Bug 89843 - REGRESSION (r95391): Arabic shaping is incorrect if ZWNJ exist
Summary: REGRESSION (r95391): Arabic shaping is incorrect if ZWNJ exist
Alias: None
Product: WebKit
Classification: Unclassified
Component: Text (show other bugs)
Version: 528+ (Nightly build)
Hardware: Unspecified Unspecified
: P1 Normal
Assignee: Kenichi Ishibashi
URL: http://crbug.com/133720
Keywords: InRadar, Regression
Depends on:
Reported: 2012-06-24 18:38 PDT by Kenichi Ishibashi
Modified: 2012-07-01 16:08 PDT (History)
4 users (show)

See Also:

test case (333 bytes, text/html)
2012-06-24 18:39 PDT, Kenichi Ishibashi
no flags Details
Patch (5.98 KB, patch)
2012-06-24 18:44 PDT, Kenichi Ishibashi
no flags Details | Formatted Diff | Diff
screenshot of WebKit nightly and Firefox13 (227.07 KB, image/png)
2012-06-27 01:32 PDT, Kenichi Ishibashi
no flags Details

Note You need to log in before you can comment on or make changes to this bug.
Description Kenichi Ishibashi 2012-06-24 18:38:37 PDT
Details at http://crbug.com/133720.

WebKit ToT mac port doesn't render Arabic script correctly when there is ZWNJ in the text. Test case is attached.

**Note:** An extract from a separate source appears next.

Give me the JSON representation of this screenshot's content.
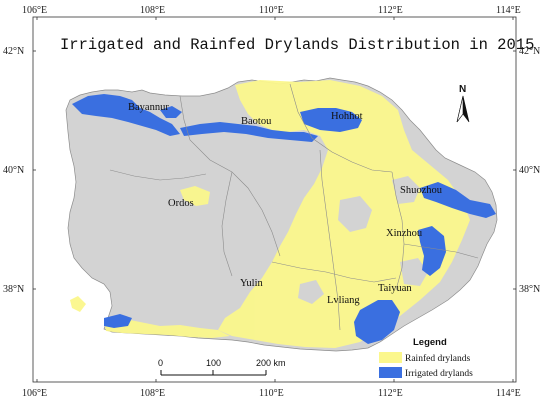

The stable version of Safari can render it correctly. The difference comes from http://trac.webkit.org/changeset/95391. The change fixed a bug related with combining character sequence and handled ZWJ and ZWNJ as a part of combining character sequence. The cause is that fontDataForCombiningCharacterSequence() is failing when the sequence contains ZWNJ and the font doesn't contain glyph for ZWNJ. As the result, the word is divided into two complex text runs and they are rendered in isolated form.

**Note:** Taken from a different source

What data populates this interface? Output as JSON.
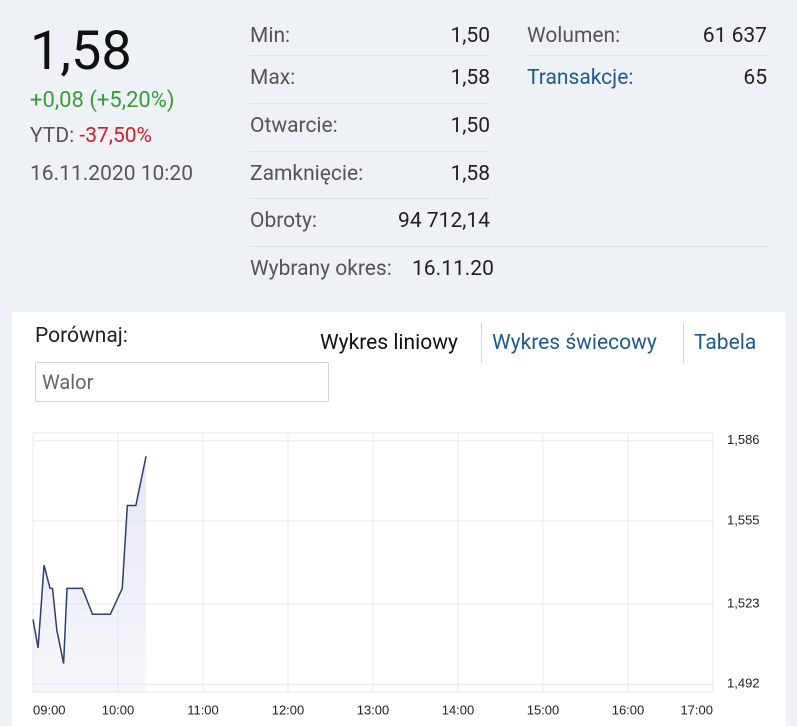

To fix the problem, I suggest:
- Treat ZWJ and ZWNJ as base characters. I don't think ZWJ and ZWNJ compose a combining character sequence because they just tell whether to form cursive connection or not (they aren't combined with other character).
- If we see a ZWJ, don't separate a complex text run at that point so that CoreText can handle it.

I'll post a patch soon.
Comment 1 Kenichi Ishibashi 2012-06-24 18:39:07 PDT
Created attachment 149220 [details]
test case
Comment 2 Kenichi Ishibashi 2012-06-24 18:44:52 PDT
Created attachment 149221 [details]
Comment 3 Kenichi Ishibashi 2012-06-24 18:47:47 PDT
Hi mitz,

Could you take a look?
Comment 4 Kenichi Ishibashi 2012-06-26 21:38:32 PDT
Ping mitz?
Comment 5 Alexey Proskuryakov 2012-06-27 01:18:35 PDT
Does this affect any real life web sites?
Comment 6 Kenichi Ishibashi 2012-06-27 01:32:08 PDT
(In reply to comment #5)
> Does this affect any real life web sites?

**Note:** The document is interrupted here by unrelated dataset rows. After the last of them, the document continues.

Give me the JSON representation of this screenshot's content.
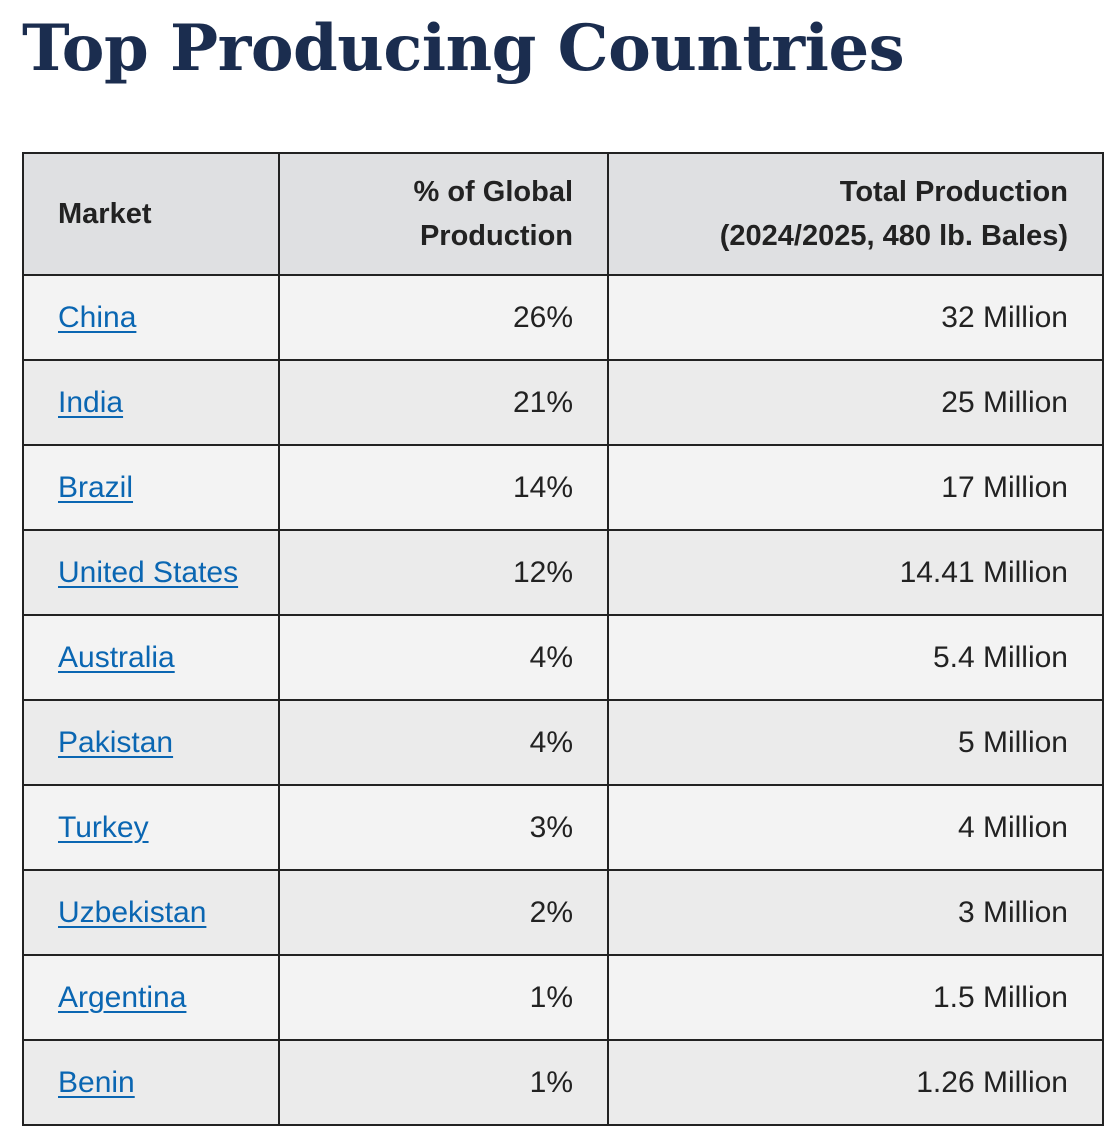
{
  "title": "Top Producing Countries",
  "table": {
    "headers": {
      "market": "Market",
      "pct_line1": "% of Global",
      "pct_line2": "Production",
      "total_line1": "Total Production",
      "total_line2": "(2024/2025, 480 lb. Bales)"
    },
    "rows": [
      {
        "market": "China",
        "pct": "26%",
        "total": "32 Million"
      },
      {
        "market": "India",
        "pct": "21%",
        "total": "25 Million"
      },
      {
        "market": "Brazil",
        "pct": "14%",
        "total": "17 Million"
      },
      {
        "market": "United States",
        "pct": "12%",
        "total": "14.41 Million"
      },
      {
        "market": "Australia",
        "pct": "4%",
        "total": "5.4 Million"
      },
      {
        "market": "Pakistan",
        "pct": "4%",
        "total": "5 Million"
      },
      {
        "market": "Turkey",
        "pct": "3%",
        "total": "4 Million"
      },
      {
        "market": "Uzbekistan",
        "pct": "2%",
        "total": "3 Million"
      },
      {
        "market": "Argentina",
        "pct": "1%",
        "total": "1.5 Million"
      },
      {
        "market": "Benin",
        "pct": "1%",
        "total": "1.26 Million"
      }
    ]
  },
  "colors": {
    "title": "#1b2d4f",
    "link": "#0a66b2",
    "header_bg": "#dfe0e2",
    "row_bg": "#f3f3f3",
    "row_alt_bg": "#ebebeb",
    "border": "#222222"
  }
}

I think so. http://www.google.com/intl/fa/goodtoknow/ is an example. I'll attach a screenshot of WebKit nightly and Firefox 13.
Comment 7 Kenichi Ishibashi 2012-06-27 01:32:38 PDT
Created attachment 149704 [details]
screenshot of WebKit nightly and Firefox13
Comment 8 Alexey Proskuryakov 2012-06-27 01:37:57 PDT
Comment 9 Behdad Esfahbod 2012-06-27 05:06:06 PDT
Given that Geeza Pro doesn't have a ZWNJ glyph, and it's default Arabic font on OS X, pretty much any Persian website that doesn't request Arial or Tahoma is broken, as well as any using Google's Droid Arabic Naskh as a webfont.   I'm sure there are more fonts without those glyphs out there...
Comment 10 WebKit Review Bot 2012-07-01 16:08:22 PDT
Comment on attachment 149221 [details]

Clearing flags on attachment: 149221

Committed r121643: <http://trac.webkit.org/changeset/121643>
Comment 11 WebKit Review Bot 2012-07-01 16:08:27 PDT
All reviewed patches have been landed.  Closing bug.